Additionally, a high level of MSO-control over a medical practice’s finances can trigger regulatory scrutiny. For example, in 2015 the New York Attorney General took issue with a dental practice management company, that among other clinical and business controls, “exercised undue control over the clinic’s finances by controlling substantially all of the dental practices’ bank accounts through a single consolidated account to which the clinic owners themselves did not have access.”9

MSO Compensation. As discussed above, MSOs may be compensated by medical practices in a variety of ways, including by a periodic flat fee or a formula based on a percentage of a practice’s revenue. When choosing a compensation arrangement, PCs and MSOs must carefully consider anti-kickback and state fee-splitting laws. First, compensation should bear a reasonable relationship to the cost of the management services provided and be consistent with fair market value. Otherwise, the compensation could be viewed as an unlawful payment for a patient referral in violation of federal or state anti-kickback statutes. Additionally, fee‑splitting laws may prohibit or disfavor compensation based on a percentage of patient revenue. For example, New York expressly prohibits percentage of patient revenue compensation arrangements.10 Other states, such as Florida, prohibit percentage of patient revenue based compensation in certain circumstances, such as where the MSO generates patient referrals.11 In certain states, however, a percentage of patient revenue fee may be expressly permissible. For example, California law specifically recognizes the permissibility of physicians (including PC’s) paying unlicensed persons percentages of gross revenue for services, provided that the payment is reasonably commensurate with the value of the services and not simply a payment for patient referrals.12


MSOs are very useful entities that can benefit both medical practices and MSO owners alike. Due to complex and state‑specific CPOM regulations, however, the MSA needs to be carefully drafted. This primer is only intended to convey the basics of MSOs, the CPOM and corollary state fee-splitting laws. There are many other aspects of MSO relationships that should be considered that are not covered here, such as the federal Anti-Kickback statute and the federal Stark Law.

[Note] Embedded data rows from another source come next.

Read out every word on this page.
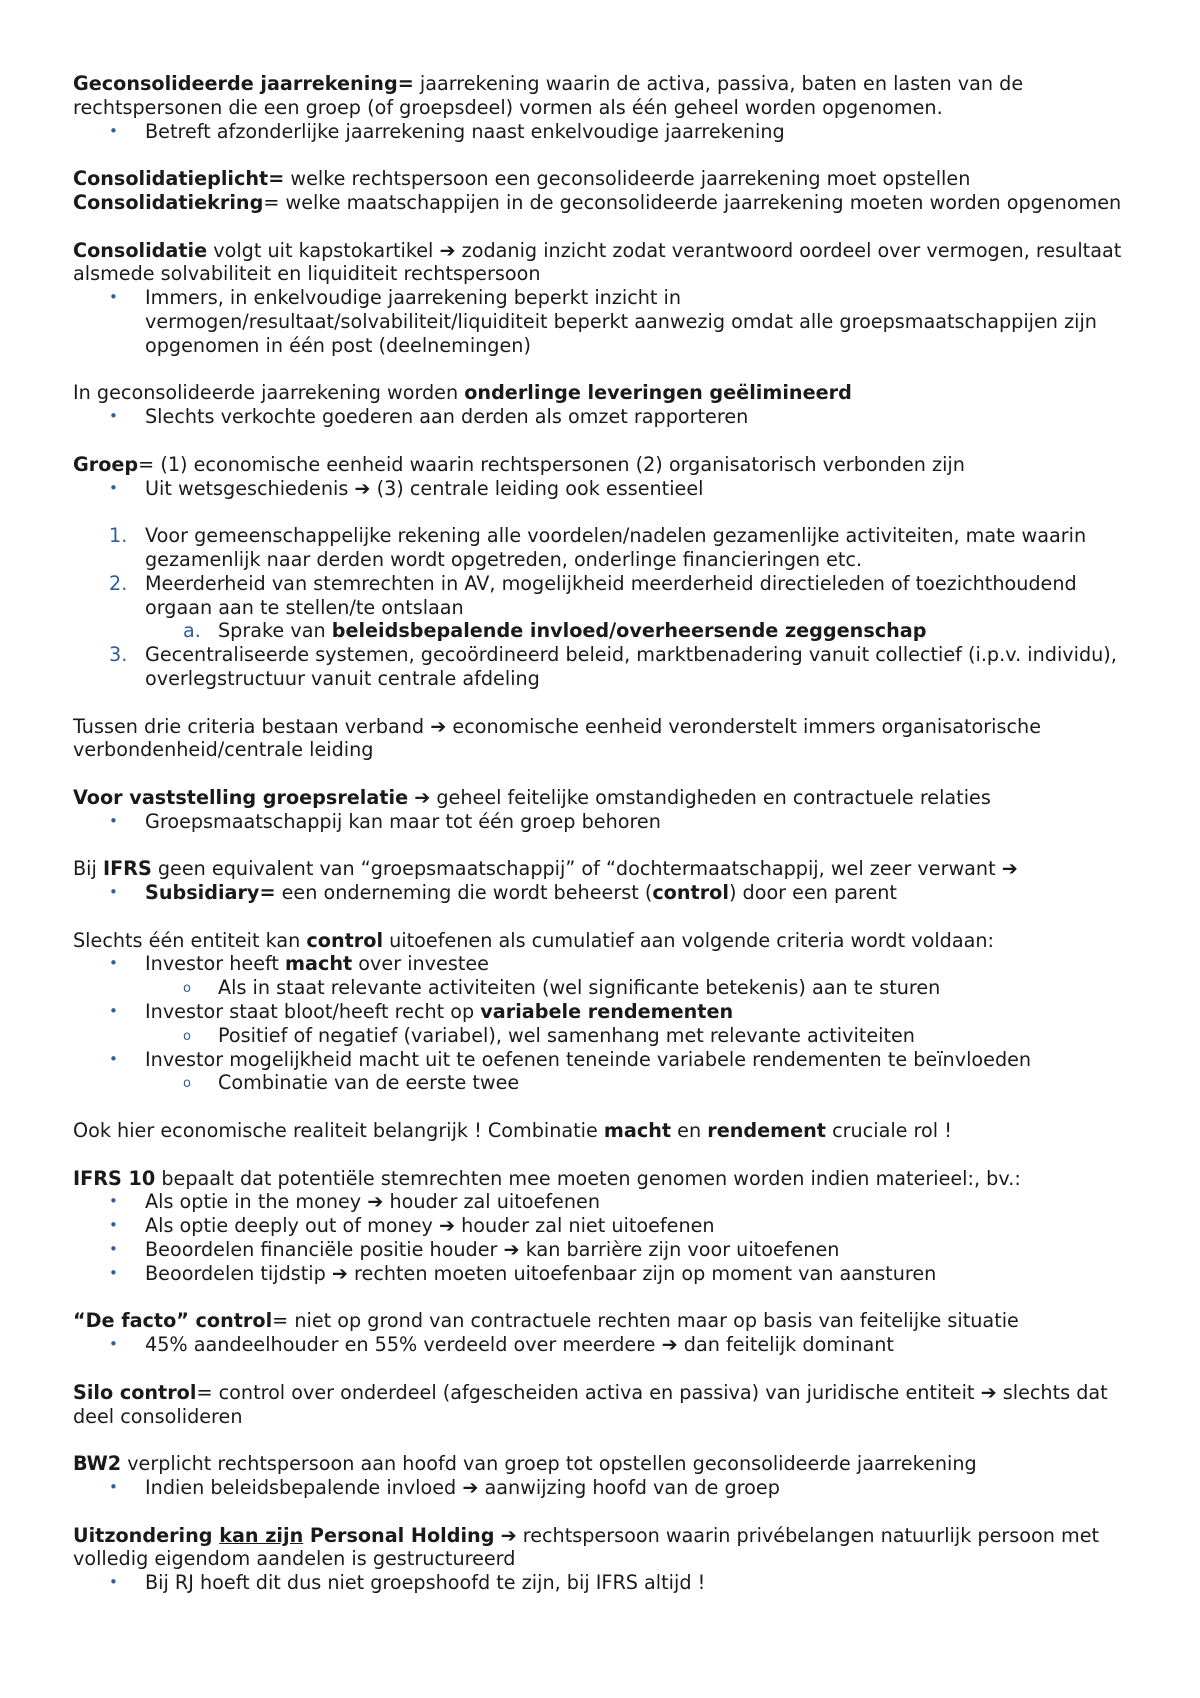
Geconsolideerde jaarrekening= jaarrekening waarin de activa, passiva, baten en lasten van de rechtspersonen die een groep (of groepsdeel) vormen als één geheel worden opgenomen.

• Betreft afzonderlijke jaarrekening naast enkelvoudige jaarrekening

Consolidatieplicht= welke rechtspersoon een geconsolideerde jaarrekening moet opstellen

Consolidatiekring= welke maatschappijen in de geconsolideerde jaarrekening moeten worden opgenomen

Consolidatie volgt uit kapstokartikel ➔ zodanig inzicht zodat verantwoord oordeel over vermogen, resultaat alsmede solvabiliteit en liquiditeit rechtspersoon

• Immers, in enkelvoudige jaarrekening beperkt inzicht in
vermogen/resultaat/solvabiliteit/liquiditeit beperkt aanwezig omdat alle groepsmaatschappijen zijn opgenomen in één post (deelnemingen)

In geconsolideerde jaarrekening worden onderlinge leveringen geëlimineerd

• Slechts verkochte goederen aan derden als omzet rapporteren

Groep= (1) economische eenheid waarin rechtspersonen (2) organisatorisch verbonden zijn

• Uit wetsgeschiedenis ➔ (3) centrale leiding ook essentieel
1. Voor gemeenschappelijke rekening alle voordelen/nadelen gezamenlijke activiteiten, mate waarin gezamenlijk naar derden wordt opgetreden, onderlinge financieringen etc.
2. Meerderheid van stemrechten in AV, mogelijkheid meerderheid directieleden of toezichthoudend orgaan aan te stellen/te ontslaan
a. Sprake van beleidsbepalende invloed/overheersende zeggenschap
3. Gecentraliseerde systemen, gecoördineerd beleid, marktbenadering vanuit collectief (i.p.v. individu), overlegstructuur vanuit centrale afdeling

Tussen drie criteria bestaan verband ➔ economische eenheid veronderstelt immers organisatorische verbondenheid/centrale leiding

Voor vaststelling groepsrelatie ➔ geheel feitelijke omstandigheden en contractuele relaties

• Groepsmaatschappij kan maar tot één groep behoren

Bij IFRS geen equivalent van “groepsmaatschappij” of “dochtermaatschappij, wel zeer verwant ➔

• Subsidiary= een onderneming die wordt beheerst (control) door een parent

Slechts één entiteit kan control uitoefenen als cumulatief aan volgende criteria wordt voldaan:

• Investor heeft macht over investee
o Als in staat relevante activiteiten (wel significante betekenis) aan te sturen
• Investor staat bloot/heeft recht op variabele rendementen
o Positief of negatief (variabel), wel samenhang met relevante activiteiten
• Investor mogelijkheid macht uit te oefenen teneinde variabele rendementen te beïnvloeden
o Combinatie van de eerste twee

Ook hier economische realiteit belangrijk ! Combinatie macht en rendement cruciale rol !

IFRS 10 bepaalt dat potentiële stemrechten mee moeten genomen worden indien materieel:, bv.:

• Als optie in the money ➔ houder zal uitoefenen
• Als optie deeply out of money ➔ houder zal niet uitoefenen
• Beoordelen financiële positie houder ➔ kan barrière zijn voor uitoefenen
• Beoordelen tijdstip ➔ rechten moeten uitoefenbaar zijn op moment van aansturen

“De facto” control= niet op grond van contractuele rechten maar op basis van feitelijke situatie

• 45% aandeelhouder en 55% verdeeld over meerdere ➔ dan feitelijk dominant

Silo control= control over onderdeel (afgescheiden activa en passiva) van juridische entiteit ➔ slechts dat deel consolideren

BW2 verplicht rechtspersoon aan hoofd van groep tot opstellen geconsolideerde jaarrekening

• Indien beleidsbepalende invloed ➔ aanwijzing hoofd van de groep

Uitzondering kan zijn Personal Holding ➔ rechtspersoon waarin privébelangen natuurlijk persoon met volledig eigendom aandelen is gestructureerd

• Bij RJ hoeft dit dus niet groepshoofd te zijn, bij IFRS altijd !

  1. See, e.g., Barton v. Codington Country, 2 N.W. 2d 337, 343 (S.D. 1942); Garcia v. Texas State Bd. of Med. Exam’rs, 348 F. Supp. 435, 437 (W.D. Tex. 1974); and State v. Boren, 219 P.2d 566, 568-69 (Wash. 1950).
  2. The following states have some form of the corporate practice of medicine: (1) Arizona, (2) Arkansas, (3) California, (4) Colorado, (5) Georgia, (6) Illinois, (7) Indiana, (8) Iowa, (9) Kansas, (10) Kentucky, (11) Louisiana, (12) Maryland, (13) Massachusetts, (14) Michigan, (15) Minnesota, (16) Montana, (17) Nevada, (18) New Jersey, (19) New York, (20) North Carolina, (21) North Dakota, (22) Ohio, (23) Oregon, (24) Pennsylvania, (25) South Carolina, (26) South Dakota, (27) Tennessee, (28) Texas, (29) Washington, (30) West Virginia, and (31) Wisconsin.
  3. The following states have no statutory prohibition against the corporate practice of medicine: (1) Alabama, (2) Alaska, (3) Connecticut, (4) Delaware, (5) Florida, (6) Hawaii, (7) Idaho, (8) Maine, (9) Mississippi, (10) Missouri, (11) Nebraska, (12) New Hampshire, (13) New Mexico, (14) Oklahoma, (15) Rhode Island, (16) Utah, (17) Vermont, (18) Virginia, (19) Wyoming. 
  4. See Admin. Code. Ann. R. 64B5-17.013.
  5. MSOs that provide marketing services or otherwise generate business on behalf of a medical practice can implicate state fee-splitting laws or kickback laws. Accordingly, any marketing relationships should be analyzed by legal counsel.
  6. See 8 NYCRR § 29.1(b)(4).
  7. See Medical Board of California’s Corporate Practice of Medicine guide.
  8. Id.
  9. Id. See Aspen Dental Management settlement announcement available at:
  10. See 8 NYCRR § 29.1(b)(4).
  11. See e.g., Gold, Vann & White, P.A. v. Friedenstab, 831 So. 2d 692 (Fla. Dist. Ct. App. 2002).
  12. See Bus. & Prof. Code § 650(b).